A combination of an explosion in remote work combined with record interest rates during the height of the COVID-19 pandemic to have people seeking more affordable housing, lower taxes, and warmer weather. this pushed migration in states like Florida, Texas, and Arizona, even though these states carry higher levels of risk of extreme heat, wildfires, drought, and storms.

“It’s part of human nature to focus on current benefits, like ocean views or a low cost of living, rather than costs that could accrue over the long term, like property damage or a decline in property value,” said Redfin Deputy Chief Economist Daryl Fairweather. “It’s also part of human nature to dismiss risks that are hard to measure, like climate change.”

While the US continues to reckon with housing supply issues, disaster-prone areas typically have a higher number of available homes, leading to reduced prices. But much of the construction activity is also concentrated in areas associated with higher weather-related risks.

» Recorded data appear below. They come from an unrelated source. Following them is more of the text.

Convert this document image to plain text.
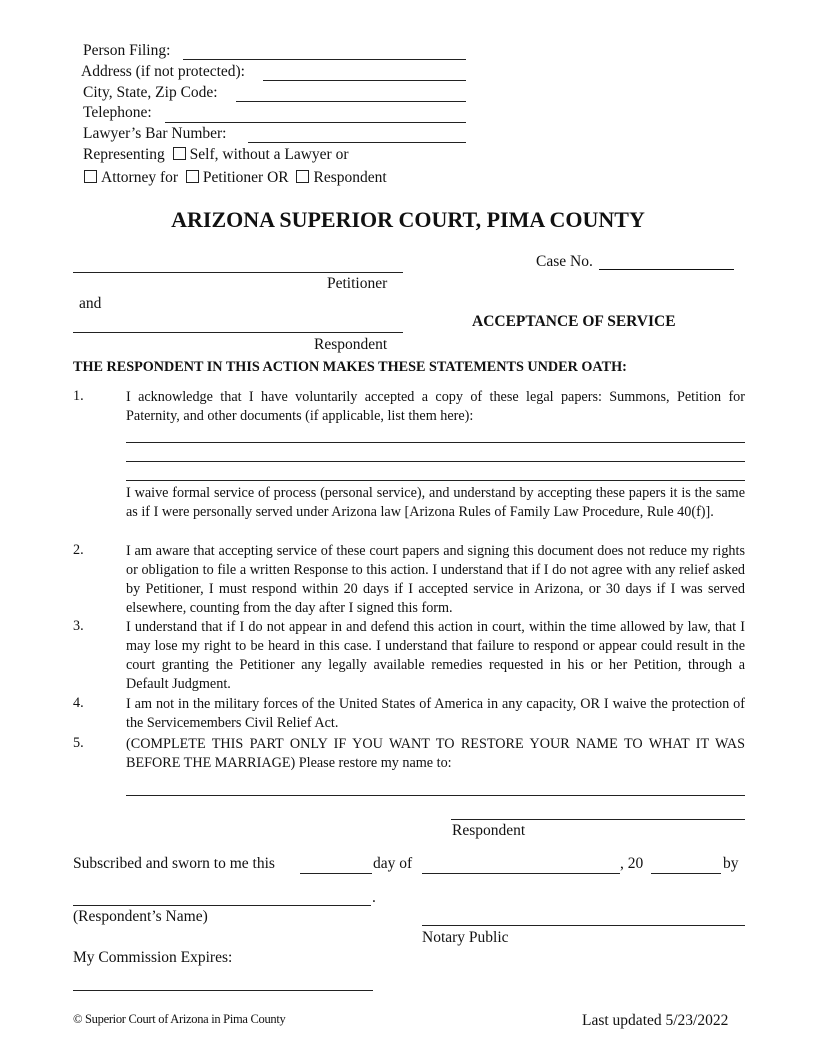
Person Filing:
Address (if not protected):
City, State, Zip Code:
Telephone:
Lawyer’s Bar Number:
Representing Self, without a Lawyer or
Attorney for Petitioner OR Respondent
ARIZONA SUPERIOR COURT, PIMA COUNTY
Petitioner
and
Respondent
Case No.
ACCEPTANCE OF SERVICE
THE RESPONDENT IN THIS ACTION MAKES THESE STATEMENTS UNDER OATH:
1.	I acknowledge that I have voluntarily accepted a copy of these legal papers: Summons, Petition for Paternity, and other documents (if applicable, list them here):
I waive formal service of process (personal service), and understand by accepting these papers it is the same as if I were personally served under Arizona law [Arizona Rules of Family Law Procedure, Rule 40(f)].
2.	I am aware that accepting service of these court papers and signing this document does not reduce my rights or obligation to file a written Response to this action. I understand that if I do not agree with any relief asked by Petitioner, I must respond within 20 days if I accepted service in Arizona, or 30 days if I was served elsewhere, counting from the day after I signed this form.
3.	I understand that if I do not appear in and defend this action in court, within the time allowed by law, that I may lose my right to be heard in this case. I understand that failure to respond or appear could result in the court granting the Petitioner any legally available remedies requested in his or her Petition, through a Default Judgment.
4.	I am not in the military forces of the United States of America in any capacity, OR I waive the protection of the Servicemembers Civil Relief Act.
5.	(COMPLETE THIS PART ONLY IF YOU WANT TO RESTORE YOUR NAME TO WHAT IT WAS BEFORE THE MARRIAGE) Please restore my name to:
Respondent
Subscribed and sworn to me this	day of	, 20	by
.
(Respondent’s Name)
Notary Public
My Commission Expires:
© Superior Court of Arizona in Pima County	Last updated 5/23/2022
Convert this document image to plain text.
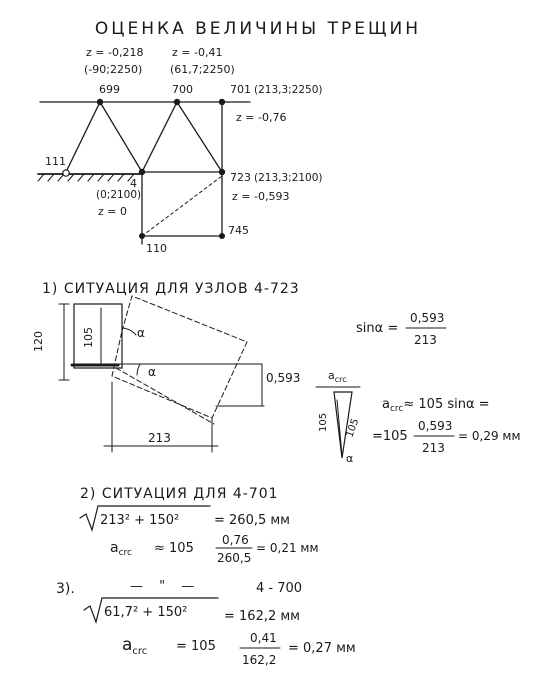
ОЦЕНКА ВЕЛИЧИНЫ ТРЕЩИН
z = -0,218
(-90;2250)
699
z = -0,41
(61,7;2250)
700	701 (213,3;2250)
z = -0,76
111
4
(0;2100)
z = 0
723 (213,3;2100)
z = -0,593
745
110
1) СИТУАЦИЯ ДЛЯ УЗЛОВ 4-723
120	105
α
α
0,593
213
sinα =
0,593
213
$a_{crc}$
105 105
α
$a_{crc}\approx 105$ sinα =
=105
0,593
213
= 0,29 мм
2) СИТУАЦИЯ ДЛЯ 4-701
213² + 150²	= 260,5 мм
$a_{crc} \approx 105$
0,76
260,5
= 0,21 мм
3).	— " —	4 - 700
61,7² + 150²	= 162,2 мм
$a_{crc} = 105$
0,41
162,2
= 0,27 мм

“America is building more and more homes in places threatened by climate change; More than half (55%) of homes built so far this decade face fire risk, while 45% face drought risk, a separate Redfin analysis found,” the data explains. “By comparison, only 14% of homes built between 1900 and 1959 are at risk of fire and 37% are at risk of drought. New homes are also more likely than older homes to face the risk of heat and flooding.”

Homeowners and renters may not have felt the full impact of weather-related disasters since they often don’t end up paying directly for renovations or repairs needed by a severe weather event, Fairweather said.

“Insurers and government programs often subsidize the cost of rebuilding after storms, and mortgages mean that homeowners are ceding some of the risk to lenders, especially if their home is foreclosed upon after a storm,” he explained. “But with the intensification of natural disasters and the withdrawal of insurers from disaster-prone areas like Florida and California, Americans may begin to feel a greater sense of urgency to mitigate weather hazards, especially if their home values ​​are at risk of declining.”

Which, for many Americans surveyed by Redfin, is a concern. According to a survey of approximately 2,000 U.S. residents commissioned by Redfin and conducted by Qualtrics in May and June 2023, nearly half (48.7%) of respondents who moved in the past year believe that increasing frequency or intensity of weather events such as natural disasters, excessive temperatures, and/or sea level rise “will likely affect home values ​​in their area over the next 10 years,” according to the data.

Among the top migration destinations hardest hit by climate risk, coastal Florida has seen nearly 60,000 more people come in than leave in the past two years. This includes areas like Lee County, which includes Fort Myers and Cape Coral. The area was recently devastated by Hurricane Ian in September.

Meanwhile, inland California, Utah and Arizona have seen their populations increase as the risk of wildfires increases, Redfin found.

Recently, leading insurance companies have he left some of these areas. farmers insurance Announced earlier this month that it will stop providing coverage in Florida, while state farm and allstate are pulling back on coverage types in California. All of the exiting companies have cited climate risk to explain these decisions.